In 2014, Nick interned at the United Nations Internet Governance Forum (IGF) Secretariat in Geneva, Switzerland. Coordinating with global Internet stakeholders, he helped organize the 9th annual IGF meeting in Istanbul. Nick was later accepted as a NextGen fellow for ICANN’s 51st global meeting, presenting to ICANN executives on public diplomacy. Previously, Nick’s academic interest in social movements brought him to South America. While living and working within indigenous communities in the northern Ecuadorean Andes, Nick studied the complexities of indigenous political mobilization. The combination of collective mobilization and digital policies led Nick to begin research on digital diplomacy for the Munk School.
Viktoria Lovric’s (@ToriLovrics) professional and personal interests include humanitarian affairs, the role that technology can play in humanitarian response as well as digital diplomacy more broadly. Acting as an Advocacy and Communications Intern at Action Contre la Faim (ACF) Canada, she is also currently developing a communications strategy that seeks to promote the organization while simultaneously engaging with the Canadian humanitarian community on upcoming events.
Viktoria received a Bachelor of Arts from Dalhousie University with a combined honours in International Development Studies and History. In her undergraduate thesis, Viktoria was able to begin to examine the efficacy of social media. As such, Viktoria is elated to have the opportunity to continue this research and delve deeper in analyzing the role that digital tools play in citizen led social movements.
Theo Milosevic (@TheoMilosevic) completed his undergraduate degree in international relations at the University of St Andrews in Scotland, and has professional experience in political risk analysis and international project management. He has a broad set of interests that include foreign direct investment, international security, and innovation policy.
Samantha Rudick (@samgoesglobal) is specializing in Global Economy and Markets studies at the Munk School of Global Affairs. Concurrent with her studies, Samantha is acting as an International Consultant for the International Trade Centre working as part of the Trade for Sustainable Development (T4SD) team. She has helped develop a new online platform that allows producer groups to find resources, ask questions, and connect with others in the sustainability and international trading community (www.sustainabilityxchange.info). Her position has also allowed her to aid with publications on sustainability reporting and developing sustainable supply chains.
Samantha has an honours BA from McGill University in International Development Studies, where she was able to focus on ground level development initiatives.
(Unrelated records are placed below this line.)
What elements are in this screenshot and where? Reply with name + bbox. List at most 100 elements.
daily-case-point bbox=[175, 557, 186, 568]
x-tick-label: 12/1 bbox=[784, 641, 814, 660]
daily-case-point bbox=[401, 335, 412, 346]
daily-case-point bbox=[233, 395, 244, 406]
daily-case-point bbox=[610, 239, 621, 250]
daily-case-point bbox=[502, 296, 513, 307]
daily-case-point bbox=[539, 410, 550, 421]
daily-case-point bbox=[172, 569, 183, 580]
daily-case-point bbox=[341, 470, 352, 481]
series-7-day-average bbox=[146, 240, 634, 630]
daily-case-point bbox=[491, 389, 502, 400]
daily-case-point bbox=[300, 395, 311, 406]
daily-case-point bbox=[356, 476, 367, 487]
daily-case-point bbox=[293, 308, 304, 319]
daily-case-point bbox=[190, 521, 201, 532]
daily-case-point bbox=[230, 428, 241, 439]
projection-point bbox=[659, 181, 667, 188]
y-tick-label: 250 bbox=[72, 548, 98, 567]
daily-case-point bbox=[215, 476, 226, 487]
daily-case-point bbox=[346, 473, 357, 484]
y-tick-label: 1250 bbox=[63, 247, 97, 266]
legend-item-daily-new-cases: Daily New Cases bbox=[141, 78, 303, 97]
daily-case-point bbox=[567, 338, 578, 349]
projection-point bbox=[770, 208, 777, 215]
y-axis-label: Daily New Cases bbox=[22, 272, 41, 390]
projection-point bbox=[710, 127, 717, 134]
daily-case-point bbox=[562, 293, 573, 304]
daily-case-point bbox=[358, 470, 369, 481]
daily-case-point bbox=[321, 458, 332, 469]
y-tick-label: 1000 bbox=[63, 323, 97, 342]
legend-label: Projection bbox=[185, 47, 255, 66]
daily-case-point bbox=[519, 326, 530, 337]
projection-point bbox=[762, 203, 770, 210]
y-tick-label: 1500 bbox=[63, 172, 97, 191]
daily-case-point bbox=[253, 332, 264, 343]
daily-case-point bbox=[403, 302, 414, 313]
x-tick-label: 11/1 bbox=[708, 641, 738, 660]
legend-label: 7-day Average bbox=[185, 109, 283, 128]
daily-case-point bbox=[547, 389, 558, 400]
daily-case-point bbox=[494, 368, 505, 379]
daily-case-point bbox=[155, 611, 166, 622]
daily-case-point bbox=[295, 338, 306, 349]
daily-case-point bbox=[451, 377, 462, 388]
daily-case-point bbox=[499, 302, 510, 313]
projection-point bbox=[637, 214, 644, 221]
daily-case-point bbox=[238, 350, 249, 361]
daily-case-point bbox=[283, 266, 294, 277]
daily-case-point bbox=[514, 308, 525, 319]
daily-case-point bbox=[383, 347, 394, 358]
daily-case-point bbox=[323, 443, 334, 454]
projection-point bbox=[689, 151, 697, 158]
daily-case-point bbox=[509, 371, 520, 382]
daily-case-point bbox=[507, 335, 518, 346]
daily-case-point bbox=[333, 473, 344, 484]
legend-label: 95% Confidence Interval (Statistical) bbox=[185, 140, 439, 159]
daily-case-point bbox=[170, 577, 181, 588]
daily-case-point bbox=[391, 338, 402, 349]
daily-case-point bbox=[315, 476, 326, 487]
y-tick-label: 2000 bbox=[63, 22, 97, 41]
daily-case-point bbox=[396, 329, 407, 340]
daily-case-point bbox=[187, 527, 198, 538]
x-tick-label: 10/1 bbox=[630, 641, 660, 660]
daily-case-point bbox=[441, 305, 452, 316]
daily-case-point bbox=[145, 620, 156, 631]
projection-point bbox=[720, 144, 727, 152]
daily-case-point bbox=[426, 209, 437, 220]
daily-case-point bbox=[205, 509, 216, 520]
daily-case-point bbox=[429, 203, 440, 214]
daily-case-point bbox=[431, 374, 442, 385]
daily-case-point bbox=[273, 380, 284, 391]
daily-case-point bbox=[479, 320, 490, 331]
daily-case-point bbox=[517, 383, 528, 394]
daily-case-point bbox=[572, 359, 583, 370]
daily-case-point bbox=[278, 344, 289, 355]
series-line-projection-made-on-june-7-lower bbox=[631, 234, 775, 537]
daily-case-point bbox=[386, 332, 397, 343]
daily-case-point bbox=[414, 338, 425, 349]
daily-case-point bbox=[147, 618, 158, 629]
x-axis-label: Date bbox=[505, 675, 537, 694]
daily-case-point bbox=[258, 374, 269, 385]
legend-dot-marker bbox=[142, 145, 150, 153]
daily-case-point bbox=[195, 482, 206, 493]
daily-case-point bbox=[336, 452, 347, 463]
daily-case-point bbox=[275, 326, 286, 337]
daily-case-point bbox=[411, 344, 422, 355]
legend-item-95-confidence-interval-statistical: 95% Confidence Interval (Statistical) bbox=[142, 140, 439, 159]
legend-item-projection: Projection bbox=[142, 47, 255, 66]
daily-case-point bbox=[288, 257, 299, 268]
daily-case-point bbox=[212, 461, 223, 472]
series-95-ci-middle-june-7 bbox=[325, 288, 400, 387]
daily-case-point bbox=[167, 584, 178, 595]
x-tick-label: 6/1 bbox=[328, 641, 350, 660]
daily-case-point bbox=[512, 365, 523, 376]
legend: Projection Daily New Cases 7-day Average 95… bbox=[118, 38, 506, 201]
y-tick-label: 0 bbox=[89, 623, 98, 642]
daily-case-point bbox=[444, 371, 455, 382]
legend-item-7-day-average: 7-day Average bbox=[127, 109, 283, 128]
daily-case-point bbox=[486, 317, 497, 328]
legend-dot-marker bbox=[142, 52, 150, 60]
She is a fair trade advocate and has worked with many fair trade organizations from retail to citywide initiatives. She was part of the Fair Trade Toronto team that gained Fair Trade Town designation for Toronto in 2013, currently the largest Fair Trade Town in North America, acting as a Communications Advisor.
Sam Wollenberg (@SamWollenberg) has professional interests in the creation of public and social policy, within the broad fields of international development, human rights and conflict resolution. Specifically speaking, the use of data analytics in drafting more effective policies and development programs, as well as the utilization of online tools to advance democratic rights and freedoms are research areas that Sam is currently interested in.
Additionally, Sam has worked over the past year as a researcher for the Munk School’s digital diplomacy engagement strategies. He hopes that this current research project will greater the understanding and widen the literature on the digital components of movements, and hopefully contribute to more effective and successful social movements in the future.